Et tous deux rentrèrent à l'atelier, en proie à de vives inquiétudes.

En ce moment quatre heures sonnaient à la pendule d'un voisin.

—Nous n'avons plus que trois heures devant nous, dit Rodolphe.

—Mais, s'écria Marcel en s'approchant de son ami, es-tu bien sûr, très-sûr, qu'il ne nous reste pas d'argent ici?... hein?

—Ni ici ni ailleurs. D'où proviendrait ce reliquat.

—Si nous cherchions sous les meubles... dans les fauteuils? On prétend que les émigrés cachaient leurs trésors, du temps de Robespierre. Qui sait!... Notre fauteuil a peut-être appartenu à un émigré; et puis il est si dur, que j'ai souvent eu l'idée qu'il renfermait des métaux... Veux-tu en faire l'autopsie?

—Ceci est du vaudeville, reprit Rodolphe d'un ton où la sévérité se mêlait à l'indulgence. Tout à coup Marcel qui avait continué ses fouilles dans tous les coins de l'atelier, poussa un grand cri de triomphe.

—Nous sommes sauvés, s'écria-t-il, j'étais bien sûr qu'il y avait des valeurs ici... tiens, vois! Et il montrait à Rodolphe une pièce de monnaie grande comme un écu et à moitié rongée par la rouille et le vert-de-gris.

C'était une monnaie carlovingienne de quelque valeur artistique. Sur la légende heureusement conservée, on pouvait lire la date du règne de Charlemagne.

—Ça, ça vaut trente sous, dit Rodolphe en jetant un coup d'œil dédaigneux sur la trouvaille de son ami.

—Trente sous bien employés font beaucoup d'effet, répondit Marcel. Avec douze cents hommes, Bonaparte a fait rendre les armes à dix mille autrichiens. L'adresse égale le nombre. Je m'en vais changer l'écu de Charlemagne chez le père Médicis. N'y a-t-il pas encore quelque chose à vendre ici? Tiens, au fait, si j'emportais le moulage du tibia de Jaconowski, le tambour-major russe, ça ferait masse.

—Emporte le tibia. Mais c'est désagréable, il ne va pas rester un seul objet d'art ici.

Pendant l'absence de Marcel, Rodolphe, bien décidé à donner la soirée quand même, alla trouver son ami Colline, le philosophe hyperphysique qui demeurait à deux pas de chez lui.

—Je viens te prier, lui dit-il, de me rendre un service. En ma qualité de maître de maison, il faut absolument que j'aie un habit noir, et... je n'en ai pas... prête-moi le tien.

—Mais, fit Colline en hésitant, en ma qualité d'invité, j'ai besoin de mon habit noir aussi, moi.

—Je te permets de venir en redingote.

—Je n'ai jamais eu de redingote, tu le sais bien.

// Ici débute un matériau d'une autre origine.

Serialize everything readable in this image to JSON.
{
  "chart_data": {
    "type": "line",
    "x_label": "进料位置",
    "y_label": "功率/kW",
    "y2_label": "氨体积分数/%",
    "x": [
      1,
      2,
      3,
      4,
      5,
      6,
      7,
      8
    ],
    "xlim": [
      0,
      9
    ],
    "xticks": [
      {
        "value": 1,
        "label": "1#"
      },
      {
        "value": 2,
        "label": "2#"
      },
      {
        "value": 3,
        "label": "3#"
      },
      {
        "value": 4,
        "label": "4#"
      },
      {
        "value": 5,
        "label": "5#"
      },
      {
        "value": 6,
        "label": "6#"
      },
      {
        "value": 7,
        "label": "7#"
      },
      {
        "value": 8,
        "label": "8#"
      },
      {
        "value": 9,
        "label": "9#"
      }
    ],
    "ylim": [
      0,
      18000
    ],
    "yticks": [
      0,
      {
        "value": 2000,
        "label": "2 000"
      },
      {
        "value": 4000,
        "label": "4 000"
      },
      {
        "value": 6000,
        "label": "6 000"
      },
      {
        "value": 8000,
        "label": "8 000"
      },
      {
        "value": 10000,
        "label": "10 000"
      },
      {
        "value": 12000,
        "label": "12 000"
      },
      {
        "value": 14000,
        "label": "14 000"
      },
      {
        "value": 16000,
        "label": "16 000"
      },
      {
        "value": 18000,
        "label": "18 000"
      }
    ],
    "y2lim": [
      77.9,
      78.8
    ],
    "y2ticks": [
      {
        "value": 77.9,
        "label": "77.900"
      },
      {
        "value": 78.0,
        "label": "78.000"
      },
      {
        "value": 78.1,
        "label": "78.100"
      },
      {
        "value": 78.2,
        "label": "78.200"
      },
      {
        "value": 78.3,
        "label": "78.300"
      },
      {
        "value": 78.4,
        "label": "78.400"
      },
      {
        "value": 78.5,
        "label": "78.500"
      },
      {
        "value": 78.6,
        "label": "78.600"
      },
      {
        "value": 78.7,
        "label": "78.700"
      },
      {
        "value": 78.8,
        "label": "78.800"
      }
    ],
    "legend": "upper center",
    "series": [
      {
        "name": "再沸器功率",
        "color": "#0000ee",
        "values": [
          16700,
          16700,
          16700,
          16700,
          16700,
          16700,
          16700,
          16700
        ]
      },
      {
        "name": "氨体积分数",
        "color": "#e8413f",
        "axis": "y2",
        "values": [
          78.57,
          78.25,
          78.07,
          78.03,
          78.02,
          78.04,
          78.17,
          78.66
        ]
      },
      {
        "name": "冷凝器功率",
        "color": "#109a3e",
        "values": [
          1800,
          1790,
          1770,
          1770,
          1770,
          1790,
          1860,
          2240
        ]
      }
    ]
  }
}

—Eh bien, écoute, ça peut s'arranger autrement. Au besoin, tu pourrais ne pas venir à ma soirée, et me prêter ton habit noir.

—Tout ça, c'est désagréable; puisque je suis sur le programme, je ne peux pas manquer.

—Il y a bien d'autres choses qui manqueront, dit Rodolphe. Prête-moi ton habit noir et, si tu veux venir, viens comme tu voudras... en bras de chemise... tu passeras pour un fidèle domestique.

—Oh! Non, dit Colline en rougissant. Je mettrai mon paletot noisette. Mais enfin, c'est bien désagréable tout ça. Et comme il aperçut Rodolphe qui s'était déjà emparé du fameux habit noir, il lui cria:

—Mais attends donc... Il y a quelques petites choses dedans.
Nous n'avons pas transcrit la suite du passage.